In his remarks, the chairman of the implementation committee and director, planning, research and statistics, NSUBEB, Isah Eyah, thanked the management of SUBEB for finding them worthy and promised to justify the confidence reposed on them. The Minister of Education Mallam Adamu Adamu had warned unqualified teachers to either acquire requisite qualification or disengage from teaching profession.

The Kaduna state government had in 2018 sacked over 22,000 teachers because, according to the state governor, Nasir El-Rufai, the affected persons were unqualified. El-Rufai said that the sacking of incompetent teachers did not start with his administration, adding that previous governments also did likewise.

He pointed out that at the resumption of office, the Education Sector Support Programme in Nigeria, ESSPIN, report he received showed that 83 per cent of the teachers scored less than 25 per cent in Maths and literacy exams. The governor, who spoke in a broadcast to Kaduna people ahead of the New Year, recalled that the government of the late Sir Patrick Yakowa dismissed 4,000 teachers with fake results.

He further recalled that the Yakowa government responded to reports that 50 per cent of primary school teachers were unqualified by giving such teachers a five-year deadline to acquire the appropriate qualifications.

El-Rufai said, “The Kaduna State Executive Council, at its August 8, 2012 meeting, after considering the report of the verification committee, gave a five-year window for under-qualified teachers to acquire the Nigeria Certificate in Education (NCE). This five-year grace period has now expired, and that is why this administration weeded out teachers who didn’t have the requisite skills and qualifications to teach,” he said.

El-Rufai also recalled that the 2015 ESSPIN report on pupil and teacher competence levels showed that 83 per cent of the teachers scored less than 25 per cent in Maths and literacy exams. Primary two pupils scored an average of 14 per cent in English and 27 per cent in Maths, while primary four pupils scored an average of 13 per cent in English and 17 per cent in Numeracy.

The governor added, “The government responded to this report by getting the National Open University of Nigeria (NOUN) to conduct a survey of teacher competence. We took further steps to address these gaps by training and retraining the teachers.”

However, in 2018 the Kaduna state government had to again sack 4,562 out of the 15,897 teachers it recruited to replace the 22,000 unqualified teachers who were sacked in 2017. Ja’afaru Sani, the then commissioner for education, said the sacked teachers could not write a proper acceptance letter after they were offered their employment letters, which shows that their names were illegally included in the lists of candidates who had undergone thorough screening during the recruitment exercise.
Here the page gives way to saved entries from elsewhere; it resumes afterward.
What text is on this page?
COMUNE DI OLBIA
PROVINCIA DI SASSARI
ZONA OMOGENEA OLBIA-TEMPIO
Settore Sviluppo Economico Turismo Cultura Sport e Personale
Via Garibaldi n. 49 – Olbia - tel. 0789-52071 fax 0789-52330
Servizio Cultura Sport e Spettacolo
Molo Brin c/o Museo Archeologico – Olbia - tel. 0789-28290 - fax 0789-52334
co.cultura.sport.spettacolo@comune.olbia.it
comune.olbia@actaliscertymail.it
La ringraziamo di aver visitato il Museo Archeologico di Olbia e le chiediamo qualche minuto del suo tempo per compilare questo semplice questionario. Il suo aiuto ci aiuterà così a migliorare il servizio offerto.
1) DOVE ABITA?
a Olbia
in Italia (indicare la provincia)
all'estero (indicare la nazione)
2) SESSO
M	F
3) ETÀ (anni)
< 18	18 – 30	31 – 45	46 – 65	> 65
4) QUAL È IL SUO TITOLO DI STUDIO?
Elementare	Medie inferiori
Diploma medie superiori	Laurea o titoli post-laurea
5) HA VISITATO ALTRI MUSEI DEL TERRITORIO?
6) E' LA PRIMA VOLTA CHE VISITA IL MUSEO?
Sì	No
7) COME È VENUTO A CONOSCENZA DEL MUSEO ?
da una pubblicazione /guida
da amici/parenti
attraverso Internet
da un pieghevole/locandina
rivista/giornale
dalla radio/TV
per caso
Although, the oft resort to the mass sack of teachers as a panacea for improving the quality of education by government may serve some useful purpose but overtime it has proved to be mere cosmetic. Teachers have unwittingly become the scape-goat in the massive corruption that has stymied the education sector and robbed it of development. We, therefore, urge government at all levels to be holistic in their efforts to reform the education sector rather than make teachers the fall guys in a beleaguered system.